I wanted that plastic wonder to be only mine, and that nobody except me would dare to touch it.
It became the first dream in my life. To have my own toy. I dreamt that one day I would walk into the study room and there would be no other boys there.
It did not matter where they would disappear — whether because of some disease, or death or they would simply dissolve into the thin air. And the tractor would be waiting only for me, and only me. There would not be all those eyes staring at it and arms stretched from everywhere.
And I would have a lot of free time. No one would pull me down, yell and hit me. I would not need to fight with anybody. I would play and there would be only laughter, happy and careless laughter.
But it was only a dream, and as it seemed to me, it was a utopian dream. And for now, I woke up every morning, did everything I was supposed to do, had breakfast, went to school… After school I would return, clean up, have lunch and then go to that study room with the tractor, which I did not stop thinking about every single second.
Every day, whatever things I was engaged with, my thoughts were always about the tractor. I started failing my classes, my temper became nasty and naughty, now and then I would start a hysterical fit.
I was disgusted with my classmates, as I thought, they were the ones, who would not give me the opportunity to fulfill my dream and become a rightful and sole owner of the toy tractor.

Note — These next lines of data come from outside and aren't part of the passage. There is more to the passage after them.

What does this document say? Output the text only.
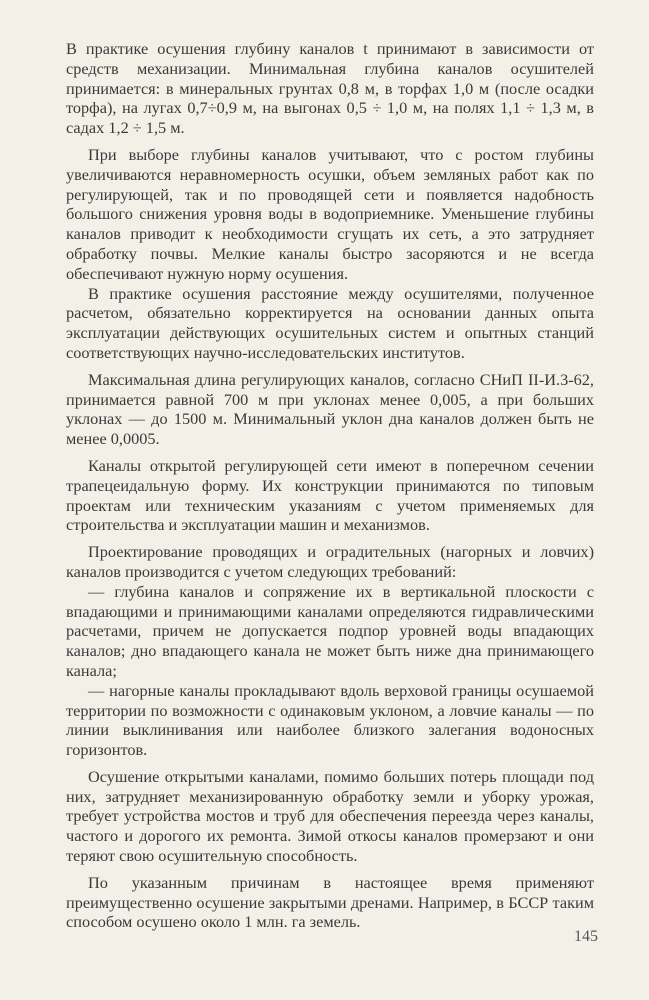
В практике осушения глубину каналов t принимают в зависимости от средств механизации. Минимальная глубина каналов осушителей принимается: в минеральных грунтах 0,8 м, в торфах 1,0 м (после осадки торфа), на лугах 0,7÷0,9 м, на выгонах 0,5 ÷ 1,0 м, на полях 1,1 ÷ 1,3 м, в садах 1,2 ÷ 1,5 м.

При выборе глубины каналов учитывают, что с ростом глубины увеличиваются неравномерность осушки, объем земляных работ как по регулирующей, так и по проводящей сети и появляется надобность большого снижения уровня воды в водоприемнике. Уменьшение глубины каналов приводит к необходимости сгущать их сеть, а это затрудняет обработку почвы. Мелкие каналы быстро засоряются и не всегда обеспечивают нужную норму осушения.

В практике осушения расстояние между осушителями, полученное расчетом, обязательно корректируется на основании данных опыта эксплуатации действующих осушительных систем и опытных станций соответствующих научно-исследовательских институтов.

Максимальная длина регулирующих каналов, согласно СНиП II-И.3-62, принимается равной 700 м при уклонах менее 0,005, а при больших уклонах — до 1500 м. Минимальный уклон дна каналов должен быть не менее 0,0005.

Каналы открытой регулирующей сети имеют в поперечном сечении трапецеидальную форму. Их конструкции принимаются по типовым проектам или техническим указаниям с учетом применяемых для строительства и эксплуатации машин и механизмов.

Проектирование проводящих и оградительных (нагорных и ловчих) каналов производится с учетом следующих требований:

— глубина каналов и сопряжение их в вертикальной плоскости с впадающими и принимающими каналами определяются гидравлическими расчетами, причем не допускается подпор уровней воды впадающих каналов; дно впадающего канала не может быть ниже дна принимающего канала;

— нагорные каналы прокладывают вдоль верховой границы осушаемой территории по возможности с одинаковым уклоном, а ловчие каналы — по линии выклинивания или наиболее близкого залегания водоносных горизонтов.

Осушение открытыми каналами, помимо больших потерь площади под них, затрудняет механизированную обработку земли и уборку урожая, требует устройства мостов и труб для обеспечения переезда через каналы, частого и дорогого их ремонта. Зимой откосы каналов промерзают и они теряют свою осушительную способность.

По указанным причинам в настоящее время применяют преимущественно осушение закрытыми дренами. Например, в БССР таким способом осушено около 1 млн. га земель.

145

And for now, it belonged to everyone and at the same time, to no one. How could you calmly play if you knew that the toy would be taken from you any moment soon, hearing the screams that rush you, and seeing the hands trying to hurt you.
And you knew that there was nowhere to hide and run away, hold the sacred toy close and tight.
I was so obsessed with my dream that eventually I fell ill. I was brought to the hospital. The doctors said that I had a cardiac defect, and the aggravation of the disease occurred due to a nervous breakdown.
As it turned out, the reason was some stress. The orphanage teacher came to visit me at the hospital together with some kids from my division. They brought me some sweets, and the main thing was the tractor, which I was dreaming about and which, probably, was the reason of my disease. The teacher said that children decided that while I was in the hospital, the tractor should stay with me. You cannot even imagine how happy I was, and now all I wanted was that my teacher and the kids left faster. I wanted to stay with my tractor all by myself.
The children and the teacher, apparently, having read my thoughts, bid farewell soon. But somehow the tractor did not make me happy. I sat on the bed, tears running down my face as I burst out crying. Now I wanted to go back to the orphanage, to my friends; there was no one closer to me than them. That’s what I understood.